You know what? I didn’t live as an authentic Christian, methinks. This revelation came to me when I sat thru the May Adult Fellowship session. A simple recap of what i learnt:
What authentic Christianity is not:
1) To equate spiritual accomplishment with relationship with God
– i fell into this mental snare as a young Christian. I was one of the first in my Foundation Class to start serving (first in events, then as a Motivator), went for mission trips, etc. And i thought that it meant that i got things right. Hey, if i am given serving portions, it means that my relationship with God is right, isn’t that wight Wrong. But that was what I thought. And now, as I see my peers and even younger siblings growing in their service, i know that my focus was on the wrong things…
2) To equate spiritual effectiveness we have on others with relationship with God
– Erm… I don’t really have a problem with this, ’cause I don’t think I have much of an influence on others. Ha.

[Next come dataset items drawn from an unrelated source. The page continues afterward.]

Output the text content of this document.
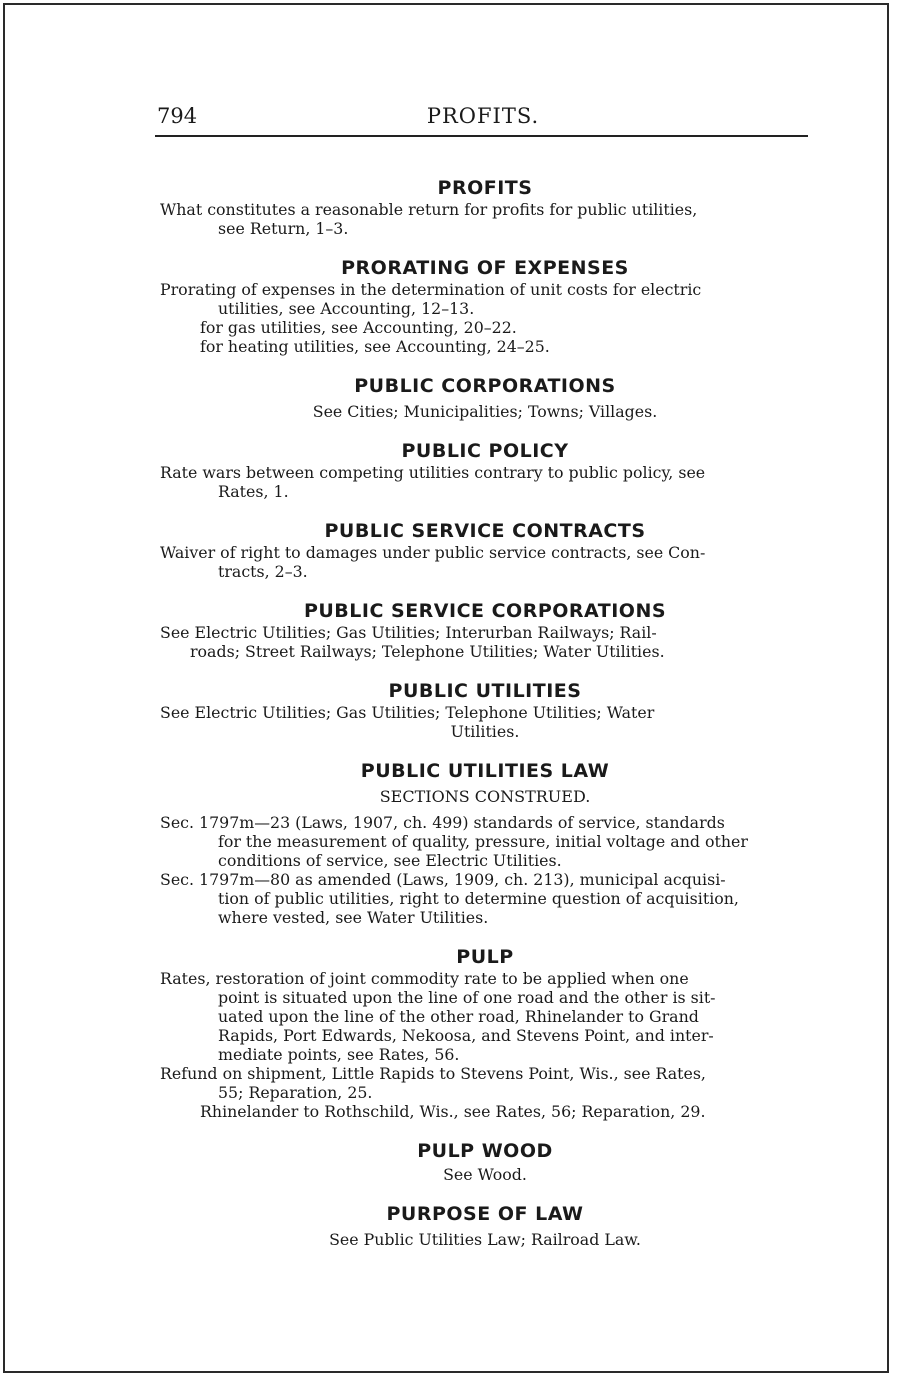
794	PROFITS.
PROFITS
What constitutes a reasonable return for profits for public utilities,
see Return, 1–3.
PRORATING OF EXPENSES
Prorating of expenses in the determination of unit costs for electric
utilities, see Accounting, 12–13.
for gas utilities, see Accounting, 20–22.
for heating utilities, see Accounting, 24–25.
PUBLIC CORPORATIONS
See Cities; Municipalities; Towns; Villages.
PUBLIC POLICY
Rate wars between competing utilities contrary to public policy, see
Rates, 1.
PUBLIC SERVICE CONTRACTS
Waiver of right to damages under public service contracts, see Con-
tracts, 2–3.
PUBLIC SERVICE CORPORATIONS
See Electric Utilities; Gas Utilities; Interurban Railways; Rail-
roads; Street Railways; Telephone Utilities; Water Utilities.
PUBLIC UTILITIES
See Electric Utilities; Gas Utilities; Telephone Utilities; Water
Utilities.
PUBLIC UTILITIES LAW
SECTIONS CONSTRUED.
Sec. 1797m—23 (Laws, 1907, ch. 499) standards of service, standards
for the measurement of quality, pressure, initial voltage and other
conditions of service, see Electric Utilities.
Sec. 1797m—80 as amended (Laws, 1909, ch. 213), municipal acquisi-
tion of public utilities, right to determine question of acquisition,
where vested, see Water Utilities.
PULP
Rates, restoration of joint commodity rate to be applied when one
point is situated upon the line of one road and the other is sit-
uated upon the line of the other road, Rhinelander to Grand
Rapids, Port Edwards, Nekoosa, and Stevens Point, and inter-
mediate points, see Rates, 56.
Refund on shipment, Little Rapids to Stevens Point, Wis., see Rates,
55; Reparation, 25.
Rhinelander to Rothschild, Wis., see Rates, 56; Reparation, 29.
PULP WOOD
See Wood.
PURPOSE OF LAW
See Public Utilities Law; Railroad Law.
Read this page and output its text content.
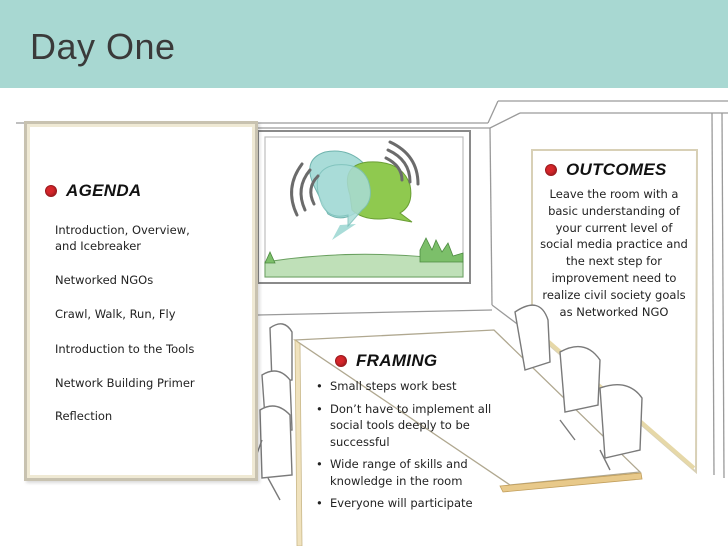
Day One
AGENDA
Introduction, Overview,
and Icebreaker
Networked NGOs
Crawl, Walk, Run, Fly
Introduction to the Tools
Network Building Primer
Reflection
OUTCOMES
Leave the room with a
basic understanding of
your current level of
social media practice and
the next step for
improvement need to
realize civil society goals
as Networked NGO
FRAMING
• Small steps work best
• Don’t have to implement all
social tools deeply to be
successful
• Wide range of skills and
knowledge in the room
• Everyone will participate
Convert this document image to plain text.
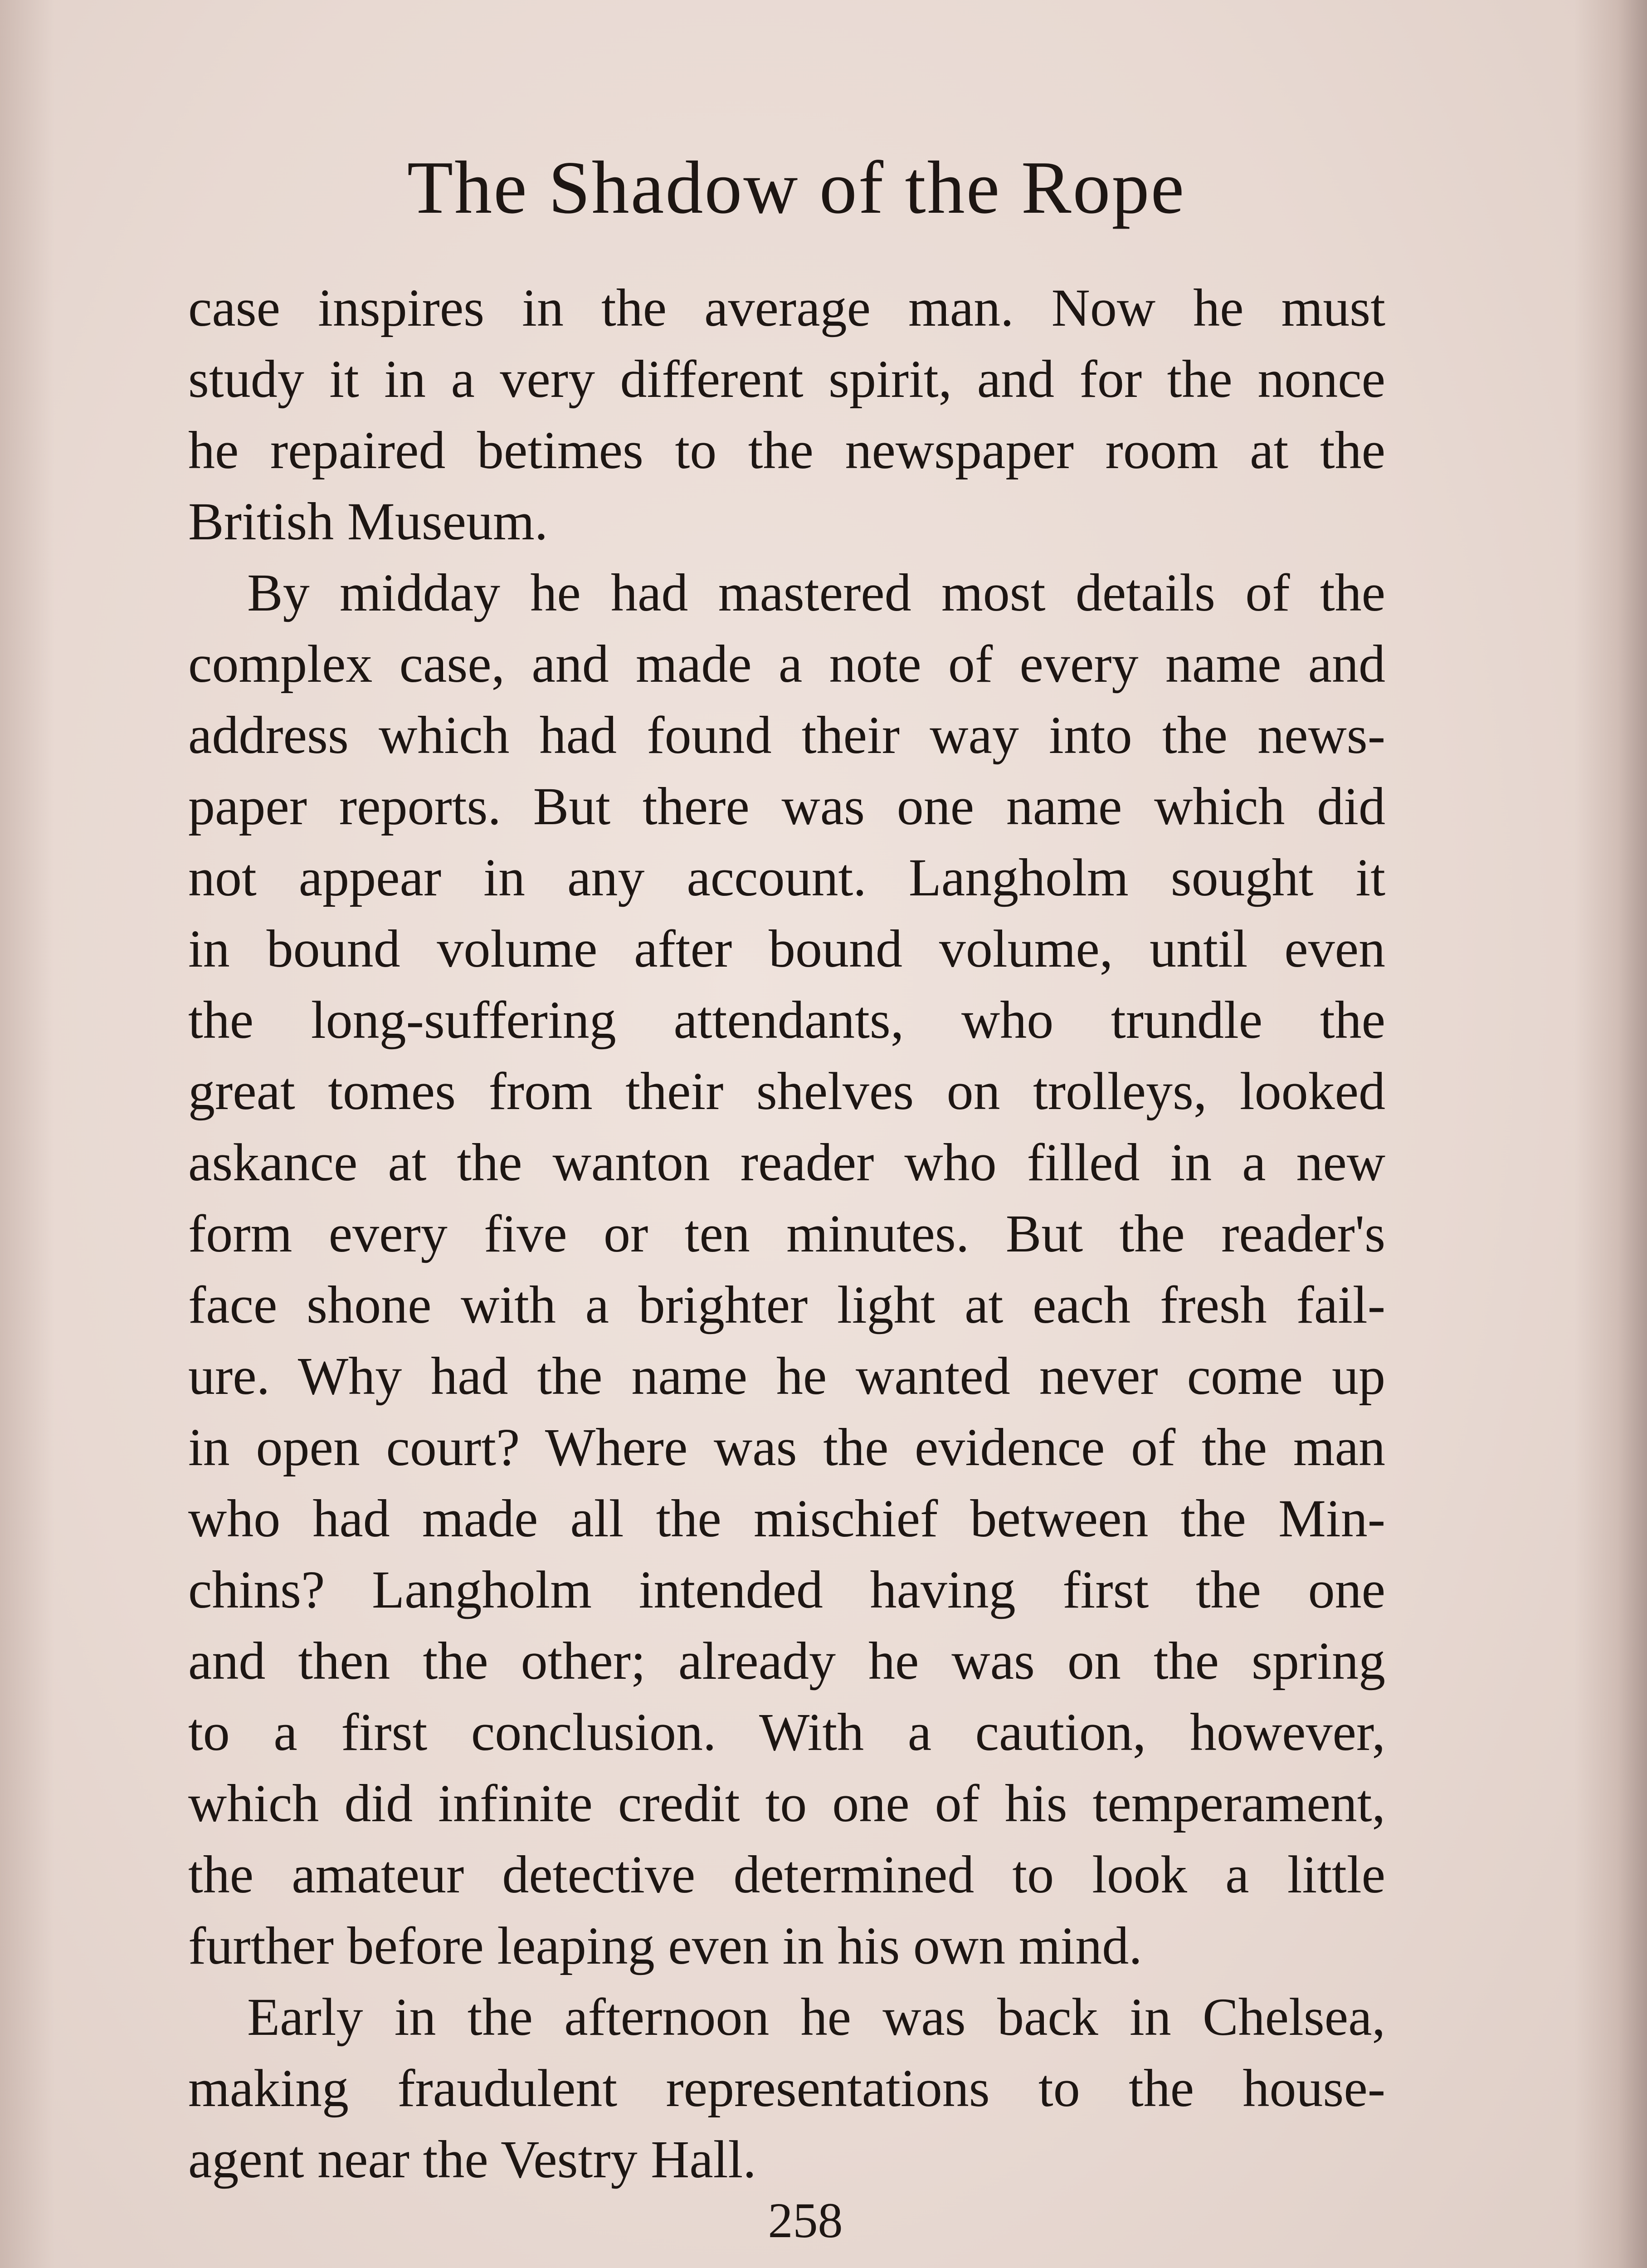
The Shadow of the Rope
case inspires in the average man. Now he must
study it in a very different spirit, and for the nonce
he repaired betimes to the newspaper room at the
British Museum.
By midday he had mastered most details of the
complex case, and made a note of every name and
address which had found their way into the news-
paper reports. But there was one name which did
not appear in any account. Langholm sought it
in bound volume after bound volume, until even
the long-suffering attendants, who trundle the
great tomes from their shelves on trolleys, looked
askance at the wanton reader who filled in a new
form every five or ten minutes. But the reader's
face shone with a brighter light at each fresh fail-
ure. Why had the name he wanted never come up
in open court? Where was the evidence of the man
who had made all the mischief between the Min-
chins? Langholm intended having first the one
and then the other; already he was on the spring
to a first conclusion. With a caution, however,
which did infinite credit to one of his temperament,
the amateur detective determined to look a little
further before leaping even in his own mind.
Early in the afternoon he was back in Chelsea,
making fraudulent representations to the house-
agent near the Vestry Hall.
258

3) Activating relationship with God in the Christian community
– Hmmm… Do i?
What authentic Christianity is:
Our relationship with God = God and God alone
– I think I must consistently ask myself if I am growing in my relationship with God. I just attended a session the past Monday, where a sister’s exhortation kinda disturbed me. Sometimes we think that having our regular Quiet Time (which i try very much to keep to) and prayer means that our relationship with God is alright. But do we really know God in our every day? Do i experience that daily encountering of God with a personal revelation of His word through my meditation, or encountering His presence as I spend time in closet prayer? I can say candidly that during this period, I don’t. In fact, it frustrates me that my heart has greater affections for a physical yet unfamiliar person than the intangible yet personal God. But I am keeping at my spiritual disciplines. I can only ask that He let me encounter Him. Every day and in things that are everyday.